Britain’s Insects

| Paul D Brock | WILDGuides (Princeton University Press) | 2021 | Paperback | 608 Pages | 2600+ Colour Photos | 1222 Maps | ISBN: 9780691179278 | £25.00p |

The Publisher’s View:

Features include:

  • More than 2,600 stunning photographs, carefully selected to show key identification features
  • guides to every insect order, covering 316 families and almost 850 genera
  • Covers 1,653 species, of which 1,476 are illustrated
  • Designed to allow easy, accurate comparison of similar species
  • Up-to-date distribution maps and charts summarizing adult seasonality
  • QR codes that link to sound recordings of grasshoppers and crickets
  • Information on photographing and recording insects to help conservation

Britain’s Insects is an innovative, up-to-date, carefully designed and beautifully illustrated field guide to Britain and Ireland’s twenty-five insect orders, concentrating on popular groups and species that can be identified in the field. Featuring superb photographs of live insects, the guide covers the key aspects of identification and provides information on status, distribution, seasonality, habitat, food plants and behaviour.
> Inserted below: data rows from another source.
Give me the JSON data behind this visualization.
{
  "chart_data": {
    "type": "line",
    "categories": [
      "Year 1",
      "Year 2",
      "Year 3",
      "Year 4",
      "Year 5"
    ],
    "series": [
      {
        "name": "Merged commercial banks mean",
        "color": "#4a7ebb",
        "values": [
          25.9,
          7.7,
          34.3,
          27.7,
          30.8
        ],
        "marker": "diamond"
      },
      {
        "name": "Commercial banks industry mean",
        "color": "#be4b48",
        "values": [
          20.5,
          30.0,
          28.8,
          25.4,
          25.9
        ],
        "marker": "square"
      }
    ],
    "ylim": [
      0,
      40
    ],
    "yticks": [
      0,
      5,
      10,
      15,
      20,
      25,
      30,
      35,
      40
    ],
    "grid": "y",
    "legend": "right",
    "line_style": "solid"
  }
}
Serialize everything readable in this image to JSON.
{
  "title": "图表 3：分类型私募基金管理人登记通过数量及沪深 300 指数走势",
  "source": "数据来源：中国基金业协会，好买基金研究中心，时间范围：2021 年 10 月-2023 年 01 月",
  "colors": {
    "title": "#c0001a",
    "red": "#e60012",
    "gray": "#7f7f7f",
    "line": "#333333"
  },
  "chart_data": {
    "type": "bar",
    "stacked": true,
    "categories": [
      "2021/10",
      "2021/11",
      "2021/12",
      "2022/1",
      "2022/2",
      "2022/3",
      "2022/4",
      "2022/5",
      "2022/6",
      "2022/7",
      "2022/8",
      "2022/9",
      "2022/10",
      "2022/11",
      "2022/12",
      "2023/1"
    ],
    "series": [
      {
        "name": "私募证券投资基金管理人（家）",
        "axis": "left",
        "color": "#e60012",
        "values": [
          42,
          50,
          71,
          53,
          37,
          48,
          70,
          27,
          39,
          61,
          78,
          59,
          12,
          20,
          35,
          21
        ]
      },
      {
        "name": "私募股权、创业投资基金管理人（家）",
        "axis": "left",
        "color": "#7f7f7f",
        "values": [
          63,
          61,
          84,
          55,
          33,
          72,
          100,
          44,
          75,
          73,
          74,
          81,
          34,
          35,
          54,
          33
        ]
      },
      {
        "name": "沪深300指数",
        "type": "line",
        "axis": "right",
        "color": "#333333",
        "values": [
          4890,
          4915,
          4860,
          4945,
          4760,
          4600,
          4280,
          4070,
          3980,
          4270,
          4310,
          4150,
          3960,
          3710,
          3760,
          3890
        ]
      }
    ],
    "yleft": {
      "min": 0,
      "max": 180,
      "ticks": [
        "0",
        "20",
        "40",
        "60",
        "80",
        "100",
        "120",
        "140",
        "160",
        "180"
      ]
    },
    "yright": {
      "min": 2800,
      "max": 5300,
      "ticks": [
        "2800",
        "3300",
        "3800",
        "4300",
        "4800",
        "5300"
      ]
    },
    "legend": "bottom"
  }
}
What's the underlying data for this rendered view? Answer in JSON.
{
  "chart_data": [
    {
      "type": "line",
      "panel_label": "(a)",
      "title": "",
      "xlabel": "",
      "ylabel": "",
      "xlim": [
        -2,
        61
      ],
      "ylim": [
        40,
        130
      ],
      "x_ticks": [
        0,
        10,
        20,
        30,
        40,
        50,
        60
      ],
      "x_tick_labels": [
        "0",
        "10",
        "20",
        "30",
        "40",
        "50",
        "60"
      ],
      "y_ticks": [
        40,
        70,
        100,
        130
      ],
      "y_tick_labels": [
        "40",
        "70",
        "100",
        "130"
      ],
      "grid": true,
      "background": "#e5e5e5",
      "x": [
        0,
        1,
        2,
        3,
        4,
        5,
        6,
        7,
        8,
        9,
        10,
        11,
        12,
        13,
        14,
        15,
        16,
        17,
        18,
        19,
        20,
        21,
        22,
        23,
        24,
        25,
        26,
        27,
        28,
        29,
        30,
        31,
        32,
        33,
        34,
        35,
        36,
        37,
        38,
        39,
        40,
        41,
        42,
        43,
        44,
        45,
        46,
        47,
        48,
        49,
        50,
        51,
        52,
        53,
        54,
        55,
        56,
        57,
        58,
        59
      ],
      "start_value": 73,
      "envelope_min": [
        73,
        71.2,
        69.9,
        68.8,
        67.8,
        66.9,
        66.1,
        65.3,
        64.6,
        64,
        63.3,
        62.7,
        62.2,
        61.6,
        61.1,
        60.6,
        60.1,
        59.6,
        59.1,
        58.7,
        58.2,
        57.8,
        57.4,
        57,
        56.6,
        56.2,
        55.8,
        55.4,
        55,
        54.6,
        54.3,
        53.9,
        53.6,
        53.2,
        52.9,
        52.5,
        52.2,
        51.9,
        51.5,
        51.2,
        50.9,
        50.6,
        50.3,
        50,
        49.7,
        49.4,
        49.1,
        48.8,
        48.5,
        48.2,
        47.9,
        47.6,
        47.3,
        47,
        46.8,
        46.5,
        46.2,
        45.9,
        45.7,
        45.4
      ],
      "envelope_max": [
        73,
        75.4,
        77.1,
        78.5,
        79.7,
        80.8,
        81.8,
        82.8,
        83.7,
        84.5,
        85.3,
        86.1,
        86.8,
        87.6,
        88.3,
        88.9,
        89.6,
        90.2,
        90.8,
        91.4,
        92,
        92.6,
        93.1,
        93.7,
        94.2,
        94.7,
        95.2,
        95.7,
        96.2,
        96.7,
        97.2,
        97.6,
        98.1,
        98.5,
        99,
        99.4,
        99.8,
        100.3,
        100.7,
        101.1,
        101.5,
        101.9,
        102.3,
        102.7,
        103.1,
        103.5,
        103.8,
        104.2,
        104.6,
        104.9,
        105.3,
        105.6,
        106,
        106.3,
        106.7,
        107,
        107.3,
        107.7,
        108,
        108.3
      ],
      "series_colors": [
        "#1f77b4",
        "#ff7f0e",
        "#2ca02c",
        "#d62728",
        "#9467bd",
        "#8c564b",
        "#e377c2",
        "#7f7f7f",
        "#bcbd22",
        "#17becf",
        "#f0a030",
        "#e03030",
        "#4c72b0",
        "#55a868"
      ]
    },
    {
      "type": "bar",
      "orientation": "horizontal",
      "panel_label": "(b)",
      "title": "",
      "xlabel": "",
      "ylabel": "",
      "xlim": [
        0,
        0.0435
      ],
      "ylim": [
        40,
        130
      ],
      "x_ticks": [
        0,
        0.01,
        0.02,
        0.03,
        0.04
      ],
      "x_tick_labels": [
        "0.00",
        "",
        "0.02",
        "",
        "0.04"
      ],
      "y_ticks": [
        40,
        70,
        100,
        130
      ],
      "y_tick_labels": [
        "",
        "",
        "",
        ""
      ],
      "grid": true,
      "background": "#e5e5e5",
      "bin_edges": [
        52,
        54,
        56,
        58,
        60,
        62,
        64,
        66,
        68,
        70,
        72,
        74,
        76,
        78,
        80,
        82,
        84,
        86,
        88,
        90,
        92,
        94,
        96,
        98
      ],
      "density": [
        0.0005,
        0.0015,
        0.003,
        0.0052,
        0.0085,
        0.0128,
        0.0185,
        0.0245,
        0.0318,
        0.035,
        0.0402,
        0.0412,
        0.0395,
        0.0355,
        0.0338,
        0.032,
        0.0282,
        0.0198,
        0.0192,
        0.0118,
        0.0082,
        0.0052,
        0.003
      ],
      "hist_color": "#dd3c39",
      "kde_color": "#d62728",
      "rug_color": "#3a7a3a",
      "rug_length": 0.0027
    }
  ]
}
It also offers insight into the life history of the various insect groups, many of which are truly amazing. This is the go-to guide for entomologists, naturalists, gardeners, wildlife photographers and anyone else interested in insects, whatever their level of knowledge.

The Author: Paul D. Brock is an entomologist and a scientific associate at the Natural History Museum, London. Most at home in the field, he spends much of his time watching and studying insects in great detail in order to learn more about them and to record their behaviour on camera. A renowned author of insect books and a widely published photographer, he is a world authority on stick-insects and leaf-insects, with a genus and several species named after him.

Fatbirder View:

Fatbirder followers will know I like really rate WILDGuides books and I’ve been waiting on this one. I have all of their series including more specialist ones on hoverflies and bees etc as they are an interest, but I often come across other insects and badly wanted a generalist guide that is more comprehensive than most generic guides. This one is it in spades!

I have little to add to the publisher’s description except that it’s easy to use and one soon gets used to which species are from which family so turning to the right place to search a section comes pretty easily. I’d always rather have line drawings or water colours as per scientific illustrations, but these photos are more consistent than most both in terms of quality and comparison poses, so I’d give it the ‘best in class’ rosette.

Every UK household should have this to satisfy their own curiosity and make sure the kids get to love insects, as they are essential to like on earth.